12 Aug '24

Hosting a genAI trivia night

I was recently tasked with organising a trivia night, and decided to generate all the questions (and answers) with a large language model (I used Claude, although obviously this would work with any model.

Here’s the initial prompt I used:

Write a set of questions (10 rounds, 5 questions per round) for a trivia night, including answers. Each round must have a different theme, including rounds on the topics of “insert list of rounds here”. You must provide questions which have a single, unambiguous correct answer. Include a mix of easy and difficult questions, such that a graduate-level audience would get approximately 50% of the answers correct.

Looking over the answers, they looked a little too easy, so I provided a follow-up:

Those questions are all too easy. Try again, and dial up the difficulty.

which gave questions which looked (to my eyes) to be around the right level.

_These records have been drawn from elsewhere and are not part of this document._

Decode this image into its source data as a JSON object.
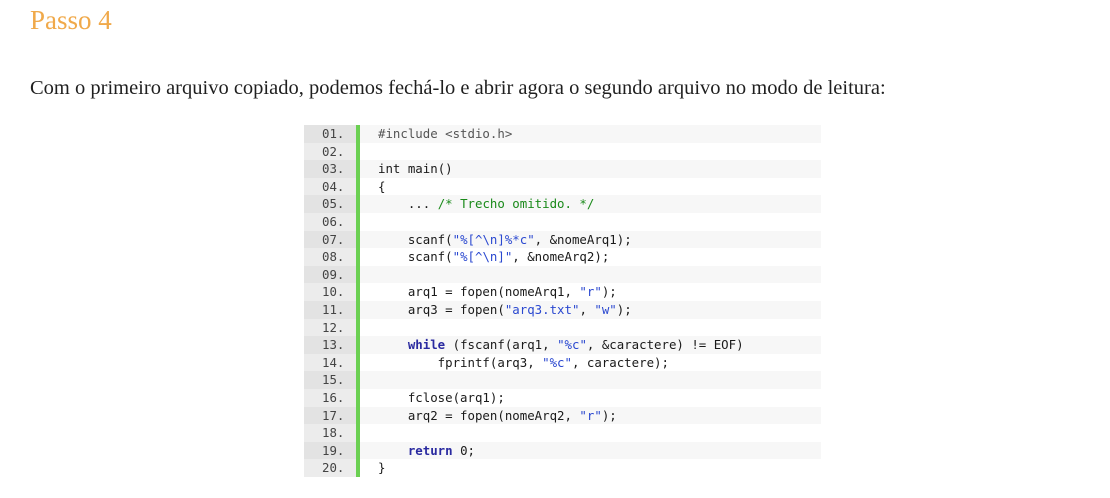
{
  "step_title": "Passo 4",
  "paragraph": "Com o primeiro arquivo copiado, podemos fechá-lo e abrir agora o segundo arquivo no modo de leitura:",
  "code": {
    "lines": [
      {
        "num": "01.",
        "tokens": [
          {
            "t": "pp",
            "v": "#include <stdio.h>"
          }
        ]
      },
      {
        "num": "02.",
        "tokens": []
      },
      {
        "num": "03.",
        "tokens": [
          {
            "t": "kw-plain",
            "v": "int"
          },
          {
            "t": "plain",
            "v": " main()"
          }
        ]
      },
      {
        "num": "04.",
        "tokens": [
          {
            "t": "plain",
            "v": "{"
          }
        ]
      },
      {
        "num": "05.",
        "tokens": [
          {
            "t": "plain",
            "v": "    ... "
          },
          {
            "t": "cm",
            "v": "/* Trecho omitido. */"
          }
        ]
      },
      {
        "num": "06.",
        "tokens": []
      },
      {
        "num": "07.",
        "tokens": [
          {
            "t": "plain",
            "v": "    scanf("
          },
          {
            "t": "str",
            "v": "\"%[^\\n]%*c\""
          },
          {
            "t": "plain",
            "v": ", &nomeArq1);"
          }
        ]
      },
      {
        "num": "08.",
        "tokens": [
          {
            "t": "plain",
            "v": "    scanf("
          },
          {
            "t": "str",
            "v": "\"%[^\\n]\""
          },
          {
            "t": "plain",
            "v": ", &nomeArq2);"
          }
        ]
      },
      {
        "num": "09.",
        "tokens": []
      },
      {
        "num": "10.",
        "tokens": [
          {
            "t": "plain",
            "v": "    arq1 = fopen(nomeArq1, "
          },
          {
            "t": "str",
            "v": "\"r\""
          },
          {
            "t": "plain",
            "v": ");"
          }
        ]
      },
      {
        "num": "11.",
        "tokens": [
          {
            "t": "plain",
            "v": "    arq3 = fopen("
          },
          {
            "t": "str",
            "v": "\"arq3.txt\""
          },
          {
            "t": "plain",
            "v": ", "
          },
          {
            "t": "str",
            "v": "\"w\""
          },
          {
            "t": "plain",
            "v": ");"
          }
        ]
      },
      {
        "num": "12.",
        "tokens": []
      },
      {
        "num": "13.",
        "tokens": [
          {
            "t": "plain",
            "v": "    "
          },
          {
            "t": "kw",
            "v": "while"
          },
          {
            "t": "plain",
            "v": " (fscanf(arq1, "
          },
          {
            "t": "str",
            "v": "\"%c\""
          },
          {
            "t": "plain",
            "v": ", &caractere) != EOF)"
          }
        ]
      },
      {
        "num": "14.",
        "tokens": [
          {
            "t": "plain",
            "v": "        fprintf(arq3, "
          },
          {
            "t": "str",
            "v": "\"%c\""
          },
          {
            "t": "plain",
            "v": ", caractere);"
          }
        ]
      },
      {
        "num": "15.",
        "tokens": []
      },
      {
        "num": "16.",
        "tokens": [
          {
            "t": "plain",
            "v": "    fclose(arq1);"
          }
        ]
      },
      {
        "num": "17.",
        "tokens": [
          {
            "t": "plain",
            "v": "    arq2 = fopen(nomeArq2, "
          },
          {
            "t": "str",
            "v": "\"r\""
          },
          {
            "t": "plain",
            "v": ");"
          }
        ]
      },
      {
        "num": "18.",
        "tokens": []
      },
      {
        "num": "19.",
        "tokens": [
          {
            "t": "plain",
            "v": "    "
          },
          {
            "t": "kw",
            "v": "return"
          },
          {
            "t": "plain",
            "v": " 0;"
          }
        ]
      },
      {
        "num": "20.",
        "tokens": [
          {
            "t": "plain",
            "v": "}"
          }
        ]
      }
    ]
  },
  "colors": {
    "title": "#f0a94a",
    "gutter_bar": "#6bd052",
    "keyword": "#2a2aa0",
    "string": "#2a48d0",
    "comment": "#1a8a1a"
  }
}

Now, LLMs are notorious for hallucinating/making up facts, and I couldn’t be bothered to check that all the answers were correct. So I incorporated this “is the LLM making stuff up?” dynamic into the rules. As well as the usual trivia night procedure:

1 pt per question
each question will be read twice (no more than that)
we’ll give answers and tally scores after each round
no cheating (internet or AI models, inc. self-hosted ones)

there was an additional rule: at the end of each round, each team can challenge any answer(s) they think the LLM got wrong. For each challenge, the trivia hosts would investigate (using the internet, or whatever) to see what the correct answer is.

if the LLM’s answer was wrong, all teams have that question re-marked with the correct answer
if the LLM’s answer was ambiguous (i.e. it was correct, but there are other answers that were equally correct) then all teams have that question re-marked, accepting any of the correct answers
if the LLM’s answer was correct (or if we can’t find a reliable answer in an appropriate timeframe) then the question is not re-marked, and the challenging team receives an additional one-point penalty

As for whether the LLM was correct/ambiguous/wrong, all decisions by the trivia hosts were final.

And how’d it go? Pretty well, overall. In the end the questions were a bit too tricky. Turns out it’s really hard to eyeball questions with answers to guess how many you’d get correct, so if you’re going to do that make sure you do it without looking at the answers.

There was one successful challenge on the night, but overall there didn’t seem to be too many hallucinations. In some ways it would have been more fun if there were.

Anyway if you need to organise a trivia night and don’t want to do any painstaking research, then give the above prompts a try.